The mainstay of medical treatment for type 2 diabetes is metformin when diet and exercise alone have failed. Metformin works by enhancing peripheral glucose uptake, decreasing glucose production in the liver, and increasing insulin sensitivity. This medication rarely causes hypoglycemia so it is a good one for those who exercise, but do not have adequate control from diet and exercise alone. You will likely develop your race day nutrition strategy during your long runs as your prepare for the race. You might try different carbohydrate loads the evening before your longer training runs, although the most important part of your plan will be how you replace carbohydrate during your runs that last longer than 60-90 minutes. Sports drinks during your runs may help level your carbohydrate levels available to the muscle while you are racing. Some of the gels made for racing can keep your glucose levels up to allow muscle utilisation and have the advantage of a small volume. For your usual shorter duration training days, you probably do not have to do anything different.

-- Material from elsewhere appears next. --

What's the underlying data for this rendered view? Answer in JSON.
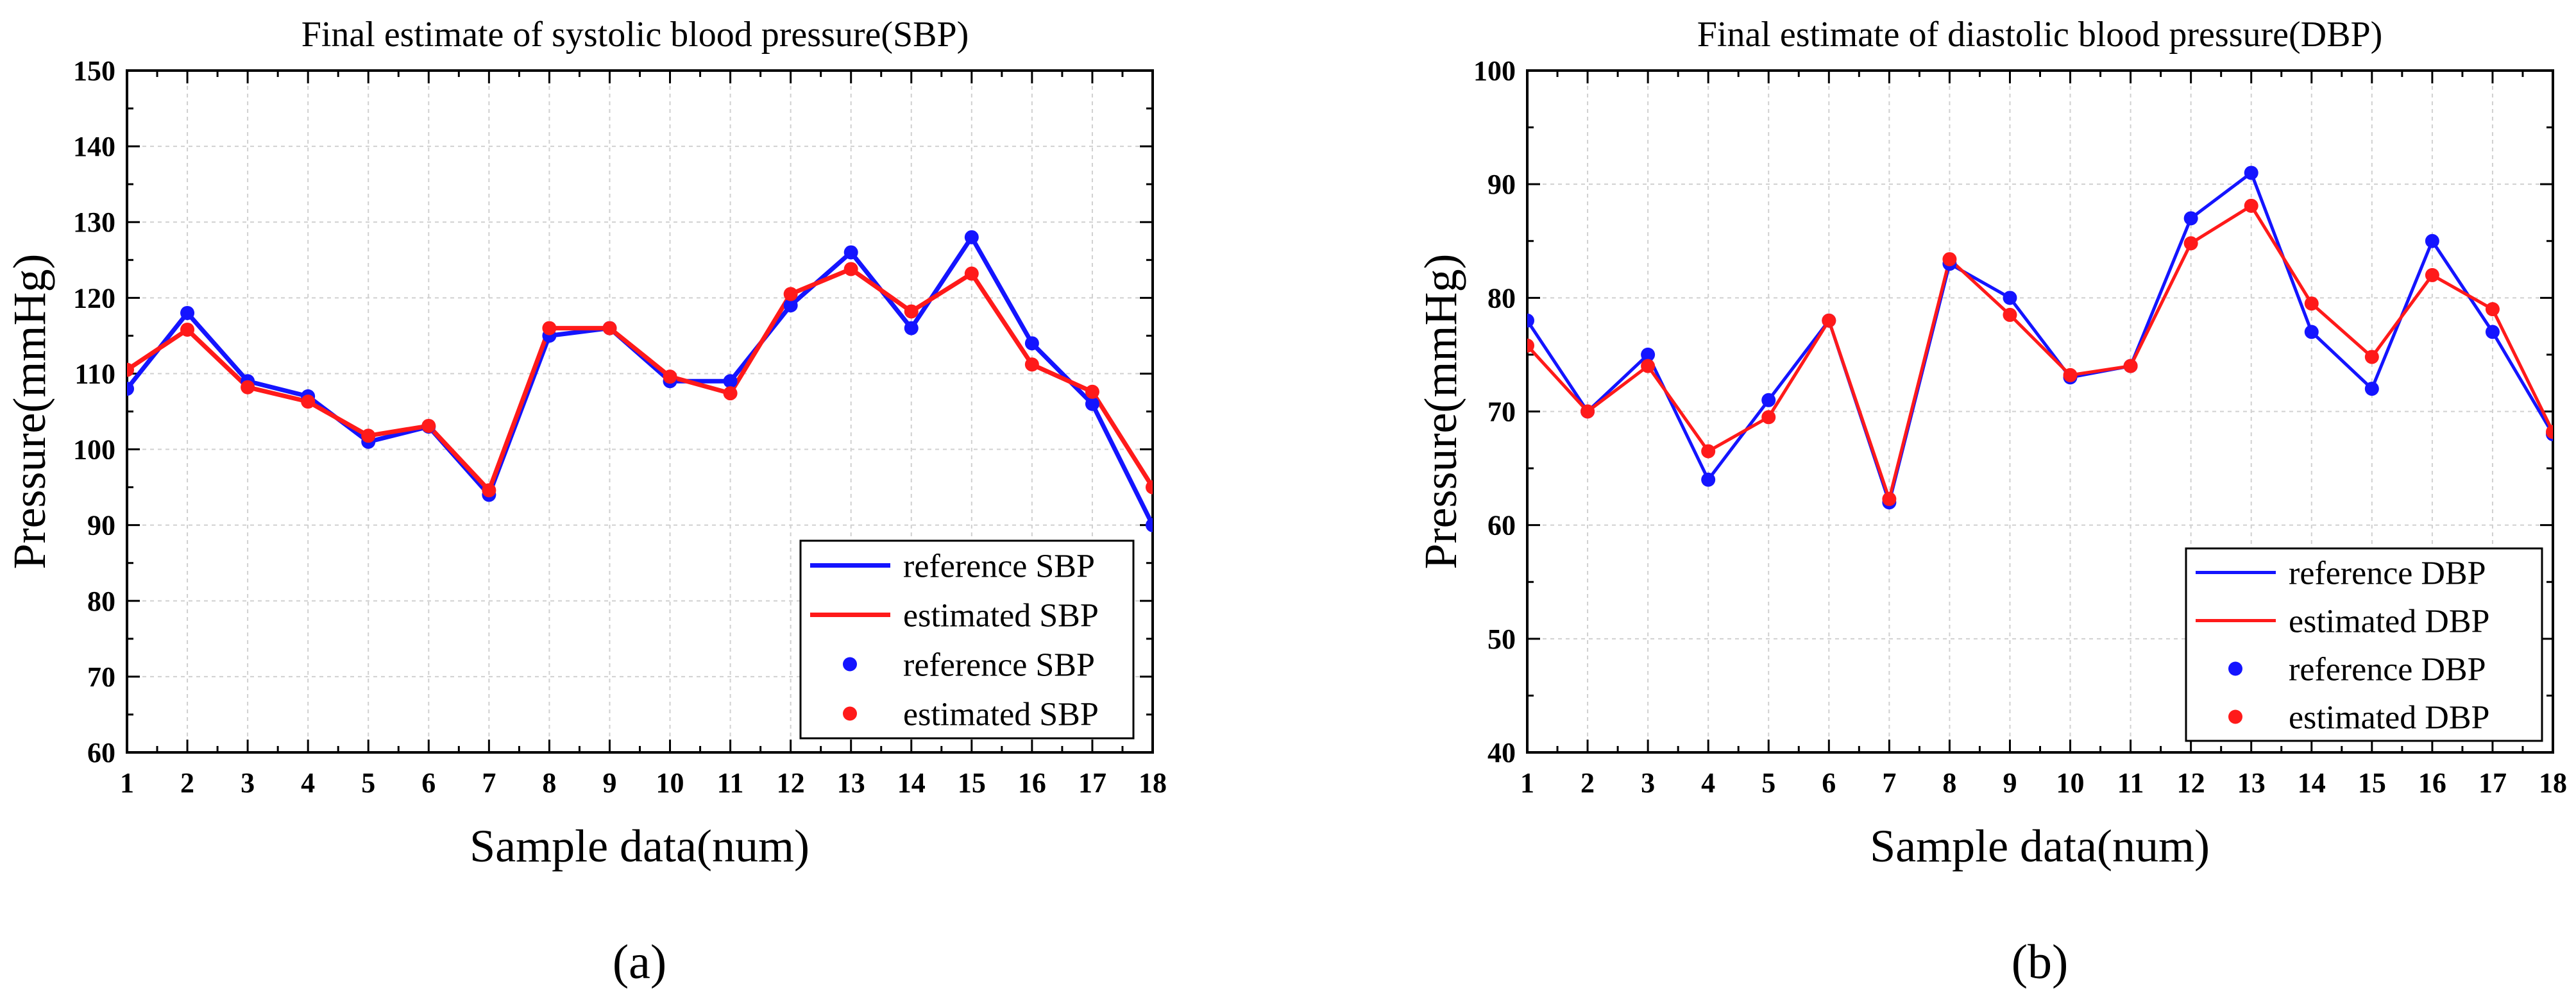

If you are on medications that augment insulin secretion, like a sulfonylureas, you will be at more risk of hypoglycemia during your runs and you may need a different strategy.

It is prudent to carry a glucose gel tube or glucose tablets when you are on training runs and when you race to cover yourself if you become hypoglycemic. You may have to check your glucose a few times to see how the level correlates with how you feel. It will be important for you to discuss your exercise plans with your physician and maybe you would benefit from a session or two with a nutritionist who focusses on diabetes and exercise.

Bottom line, there will not be a huge benefit from carbohydrate loading, but you will need to focus on your intake during long runs.